Auparavant, les gens se demandaient si la musique traditionnelle et moderne pouvait remplir une grande salle. Aujourd'hui, ils nous font confiance et savent que nous transmettons des messages importants.

Q. Est-ce que les gens savent que Kadhafi était également un dirigeant libyen ?

A. Oui, les Africains le savent. Mais les Ivoiriens aiment s'amuser, plaisanter et donner des noms aux choses.

Q. Pourquoi pensez-vous que les enfants veulent s’amuser comme ça ?

A. Nos jeunes sont un peu délaissés ; ils n'ont pas d'emploi, et c'est ce qui les pousse à faire ce métier. On trouve des jeunes diplômés, mais qui poussent une charrette dans les rues défoncées. Ou alors, ils tiennent un petit stand de garba (semoule avec du poisson frit et des légumineuses)… L'enfant est allé à l'école pour étudier et devenir quelqu'un, et après tout ce qu'il a accompli, il est retombé à zéro. Alors, désespérés, ils prennent ces choses pour tout oublier et finissent par devenir accros.

Q. Concernant votre style musical, vous vous définissez comme traditionnel-moderne

R : Oui, moderne et traditionnel. Avant, notre musique baoulé était composée de guitares à trois cordes , comme celles que jouaient nos ancêtres. Personnellement, je mélange folklore et rythmes de DJ pour mieux m'exprimer et pour que chacun puisse se retrouver dans ma musique.

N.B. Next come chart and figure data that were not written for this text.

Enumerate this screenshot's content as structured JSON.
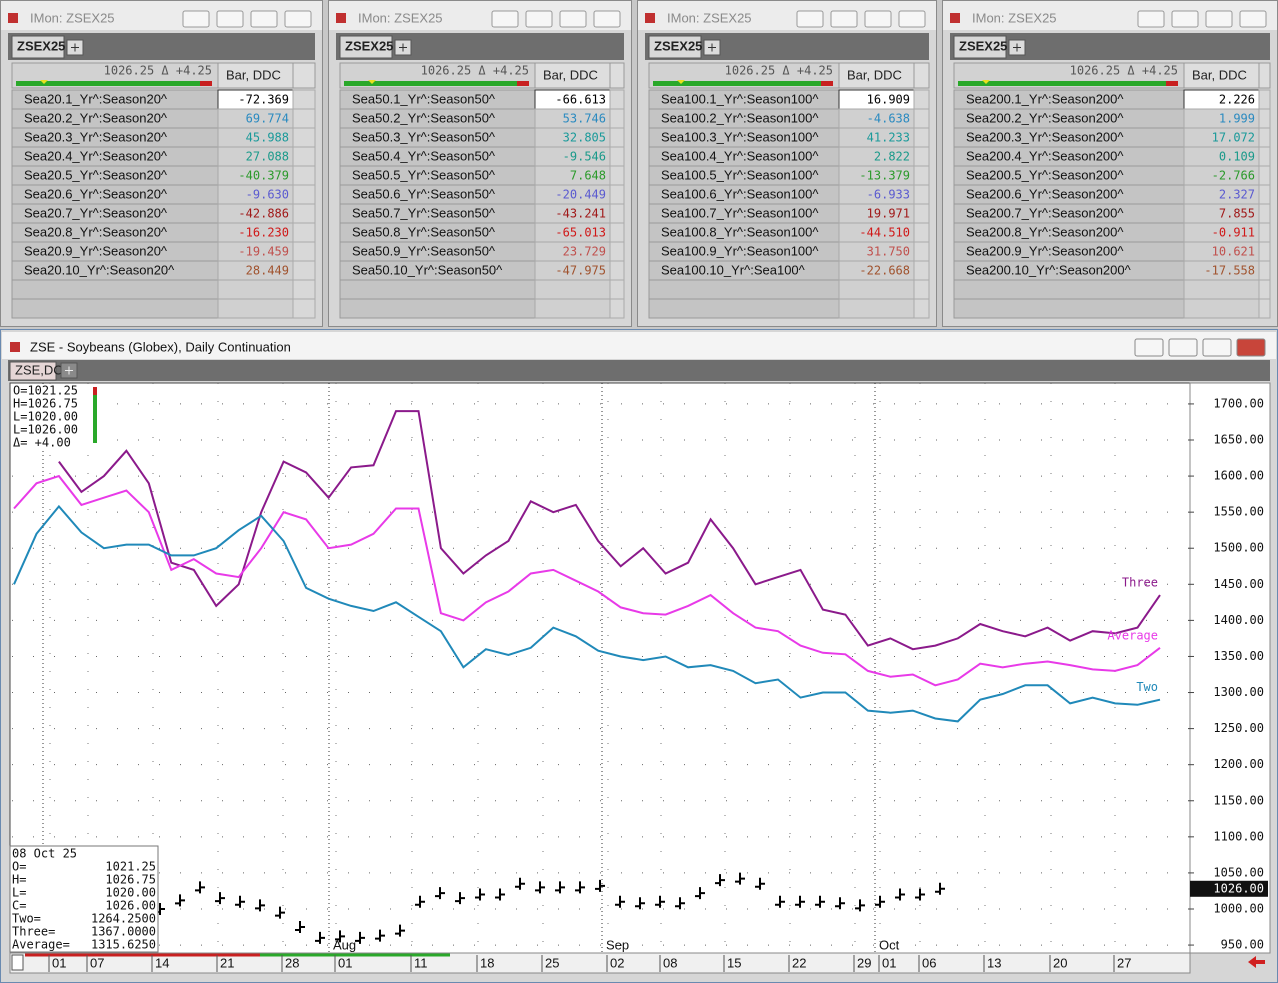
{
  "monitors": [
    {
      "title": "IMon: ZSEX25",
      "tab": "ZSEX25",
      "quote": "1026.25 Δ +4.25",
      "column": "Bar, DDC",
      "rows": [
        [
          "Sea20.1_Yr^:Season20^",
          "-72.369"
        ],
        [
          "Sea20.2_Yr^:Season20^",
          "69.774"
        ],
        [
          "Sea20.3_Yr^:Season20^",
          "45.988"
        ],
        [
          "Sea20.4_Yr^:Season20^",
          "27.088"
        ],
        [
          "Sea20.5_Yr^:Season20^",
          "-40.379"
        ],
        [
          "Sea20.6_Yr^:Season20^",
          "-9.630"
        ],
        [
          "Sea20.7_Yr^:Season20^",
          "-42.886"
        ],
        [
          "Sea20.8_Yr^:Season20^",
          "-16.230"
        ],
        [
          "Sea20.9_Yr^:Season20^",
          "-19.459"
        ],
        [
          "Sea20.10_Yr^:Season20^",
          "28.449"
        ]
      ]
    },
    {
      "title": "IMon: ZSEX25",
      "tab": "ZSEX25",
      "quote": "1026.25 Δ +4.25",
      "column": "Bar, DDC",
      "rows": [
        [
          "Sea50.1_Yr^:Season50^",
          "-66.613"
        ],
        [
          "Sea50.2_Yr^:Season50^",
          "53.746"
        ],
        [
          "Sea50.3_Yr^:Season50^",
          "32.805"
        ],
        [
          "Sea50.4_Yr^:Season50^",
          "-9.546"
        ],
        [
          "Sea50.5_Yr^:Season50^",
          "7.648"
        ],
        [
          "Sea50.6_Yr^:Season50^",
          "-20.449"
        ],
        [
          "Sea50.7_Yr^:Season50^",
          "-43.241"
        ],
        [
          "Sea50.8_Yr^:Season50^",
          "-65.013"
        ],
        [
          "Sea50.9_Yr^:Season50^",
          "23.729"
        ],
        [
          "Sea50.10_Yr^:Season50^",
          "-47.975"
        ]
      ]
    },
    {
      "title": "IMon: ZSEX25",
      "tab": "ZSEX25",
      "quote": "1026.25 Δ +4.25",
      "column": "Bar, DDC",
      "rows": [
        [
          "Sea100.1_Yr^:Season100^",
          "16.909"
        ],
        [
          "Sea100.2_Yr^:Season100^",
          "-4.638"
        ],
        [
          "Sea100.3_Yr^:Season100^",
          "41.233"
        ],
        [
          "Sea100.4_Yr^:Season100^",
          "2.822"
        ],
        [
          "Sea100.5_Yr^:Season100^",
          "-13.379"
        ],
        [
          "Sea100.6_Yr^:Season100^",
          "-6.933"
        ],
        [
          "Sea100.7_Yr^:Season100^",
          "19.971"
        ],
        [
          "Sea100.8_Yr^:Season100^",
          "-44.510"
        ],
        [
          "Sea100.9_Yr^:Season100^",
          "31.750"
        ],
        [
          "Sea100.10_Yr^:Sea100^",
          "-22.668"
        ]
      ]
    },
    {
      "title": "IMon: ZSEX25",
      "tab": "ZSEX25",
      "quote": "1026.25 Δ +4.25",
      "column": "Bar, DDC",
      "rows": [
        [
          "Sea200.1_Yr^:Season200^",
          "2.226"
        ],
        [
          "Sea200.2_Yr^:Season200^",
          "1.999"
        ],
        [
          "Sea200.3_Yr^:Season200^",
          "17.072"
        ],
        [
          "Sea200.4_Yr^:Season200^",
          "0.109"
        ],
        [
          "Sea200.5_Yr^:Season200^",
          "-2.766"
        ],
        [
          "Sea200.6_Yr^:Season200^",
          "2.327"
        ],
        [
          "Sea200.7_Yr^:Season200^",
          "7.855"
        ],
        [
          "Sea200.8_Yr^:Season200^",
          "-0.911"
        ],
        [
          "Sea200.9_Yr^:Season200^",
          "10.621"
        ],
        [
          "Sea200.10_Yr^:Season200^",
          "-17.558"
        ]
      ]
    }
  ],
  "row_colors": [
    "#000000",
    "#2a8ac0",
    "#1a9a9a",
    "#1a9a8a",
    "#2a9a2a",
    "#5a5ad0",
    "#a01818",
    "#d01818",
    "#c0504d",
    "#a0522d"
  ],
  "chart_window": {
    "title": "ZSE - Soybeans (Globex), Daily Continuation",
    "tab": "ZSE,DC",
    "ohlc_legend": [
      "O=1021.25",
      "H=1026.75",
      "L=1020.00",
      "L=1026.00",
      "Δ=   +4.00"
    ],
    "info_date": "08 Oct 25",
    "info_labels": [
      "O=",
      "H=",
      "L=",
      "C=",
      "Two=",
      "Three=",
      "Average="
    ],
    "info_values": [
      "1021.25",
      "1026.75",
      "1020.00",
      "1026.00",
      "1264.2500",
      "1367.0000",
      "1315.6250"
    ],
    "last_price": "1026.00",
    "x_labels": [
      "01",
      "07",
      "14",
      "21",
      "28",
      "01",
      "11",
      "18",
      "25",
      "02",
      "08",
      "15",
      "22",
      "29",
      "01",
      "06",
      "13",
      "20",
      "27"
    ],
    "month_labels": [
      "Aug",
      "Sep",
      "Oct"
    ]
  },
  "chart_data": {
    "type": "line",
    "series": [
      {
        "name": "Three",
        "color": "#8b1a8b",
        "values": [
          null,
          null,
          1620,
          1578,
          1600,
          1635,
          1590,
          1480,
          1470,
          1420,
          1450,
          1550,
          1620,
          1605,
          1570,
          1612,
          1615,
          1690,
          1690,
          1500,
          1465,
          1490,
          1510,
          1565,
          1550,
          1560,
          1510,
          1475,
          1500,
          1465,
          1480,
          1540,
          1500,
          1450,
          1460,
          1470,
          1415,
          1408,
          1365,
          1375,
          1360,
          1365,
          1375,
          1395,
          1385,
          1378,
          1390,
          1372,
          1385,
          1382,
          1390,
          1435
        ]
      },
      {
        "name": "Average",
        "color": "#e83ae8",
        "values": [
          1555,
          1590,
          1600,
          1560,
          1570,
          1580,
          1550,
          1470,
          1485,
          1465,
          1460,
          1500,
          1550,
          1540,
          1500,
          1505,
          1520,
          1555,
          1555,
          1410,
          1400,
          1425,
          1440,
          1465,
          1470,
          1455,
          1440,
          1418,
          1410,
          1408,
          1420,
          1435,
          1410,
          1390,
          1385,
          1365,
          1355,
          1353,
          1330,
          1322,
          1325,
          1310,
          1318,
          1340,
          1335,
          1340,
          1343,
          1338,
          1332,
          1330,
          1338,
          1362
        ]
      },
      {
        "name": "Two",
        "color": "#2089b9",
        "values": [
          1450,
          1520,
          1558,
          1522,
          1500,
          1505,
          1505,
          1490,
          1490,
          1500,
          1525,
          1545,
          1510,
          1445,
          1430,
          1420,
          1413,
          1425,
          1405,
          1385,
          1335,
          1360,
          1352,
          1362,
          1390,
          1378,
          1358,
          1350,
          1345,
          1350,
          1335,
          1338,
          1330,
          1313,
          1318,
          1293,
          1300,
          1300,
          1275,
          1272,
          1275,
          1264,
          1260,
          1290,
          1298,
          1310,
          1310,
          1285,
          1293,
          1285,
          1283,
          1290
        ]
      }
    ],
    "price_bars": {
      "color": "#000000",
      "values": [
        1000,
        1012,
        1030,
        1015,
        1010,
        1005,
        995,
        975,
        960,
        962,
        960,
        963,
        970,
        1010,
        1022,
        1015,
        1020,
        1020,
        1035,
        1030,
        1030,
        1030,
        1032,
        1010,
        1008,
        1010,
        1008,
        1022,
        1040,
        1042,
        1035,
        1010,
        1010,
        1010,
        1008,
        1005,
        1010,
        1020,
        1020,
        1028
      ]
    },
    "ylim": [
      939,
      1729
    ],
    "yticks": [
      {
        "value": 950,
        "label": "950.00"
      },
      {
        "value": 1000,
        "label": "1000.00"
      },
      {
        "value": 1050,
        "label": "1050.00"
      },
      {
        "value": 1100,
        "label": "1100.00"
      },
      {
        "value": 1150,
        "label": "1150.00"
      },
      {
        "value": 1200,
        "label": "1200.00"
      },
      {
        "value": 1250,
        "label": "1250.00"
      },
      {
        "value": 1300,
        "label": "1300.00"
      },
      {
        "value": 1350,
        "label": "1350.00"
      },
      {
        "value": 1400,
        "label": "1400.00"
      },
      {
        "value": 1450,
        "label": "1450.00"
      },
      {
        "value": 1500,
        "label": "1500.00"
      },
      {
        "value": 1550,
        "label": "1550.00"
      },
      {
        "value": 1600,
        "label": "1600.00"
      },
      {
        "value": 1650,
        "label": "1650.00"
      },
      {
        "value": 1700,
        "label": "1700.00"
      }
    ],
    "grid": true
  }
}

Q. Y a-t-il quelque chose dans la tradition du groupe ethnique Baoulé qui vous a particulièrement influencé ?

R. Oui, le goli , qui est une sorte de danse. Les Baoulé chantent et dansent beaucoup. Quelqu'un jouait de la guitare à trois cordes, et la chorale répondait. Ce faisant, ils attiraient la foule. Heureusement, nous avons le père de notre folklore, N'guess Bon Sens , qui est le gardien de la musique traditionnelle et moderne. Il a été le premier artiste traditionnel baoulé moderne de Côte d'Ivoire à sortir un album. Et depuis les années 1990, il a ouvert de nombreuses portes à tous ; les producteurs nous ont donc fait confiance pour amener cette musique dans les grandes villes. Avant cela, il y avait aussi Sidonie, la tigresse , comme notre mère.

Ce n'est que récemment, après 2020, que les artistes baoulés ont commencé à se produire au Palais de la Culture, le grand auditorium d'Abidjan, par exemple. Auparavant, on se demandait si la musique traditionnelle et moderne pouvait remplir une grande salle. Maintenant, ils nous font confiance et savent que nous portons des messages importants, alors nous affichons complet.

Q. La partie traditionnelle est le baoulé et quelle est la partie moderne ?

A. La partie moderne, c'est ce que l'arrangeur ajoute. Il prend d'autres styles musicaux et on chante dessus en baoulé . Ça peut être du reggae, de la rumba, de la salsa ou du zouk . On appelle ça du tradi-moderne parce qu'on chante dans notre langue et avec nos capacités vocales, celles de notre ethnie. On danse aussi.

Q. Comment sont accueillis les artistes de l’intérieur du pays sur la scène de la grande ville d’Abidjan ?

R. Je n'ai aucun problème avec la scène ici. J'ai trouvé ma place parmi les artistes… la musique traditionnelle et moderne a sa place. Je suis déjà allé deux fois au Palais de la Culture, qui était plein à craquer, et j'ai joué sur les plus grandes scènes du pays. Mais à l'international, je ne me suis produit qu'à Casablanca, au Maroc, où il y a une importante communauté ivoirienne. Et en juillet, nous jouerons pour la première fois en France.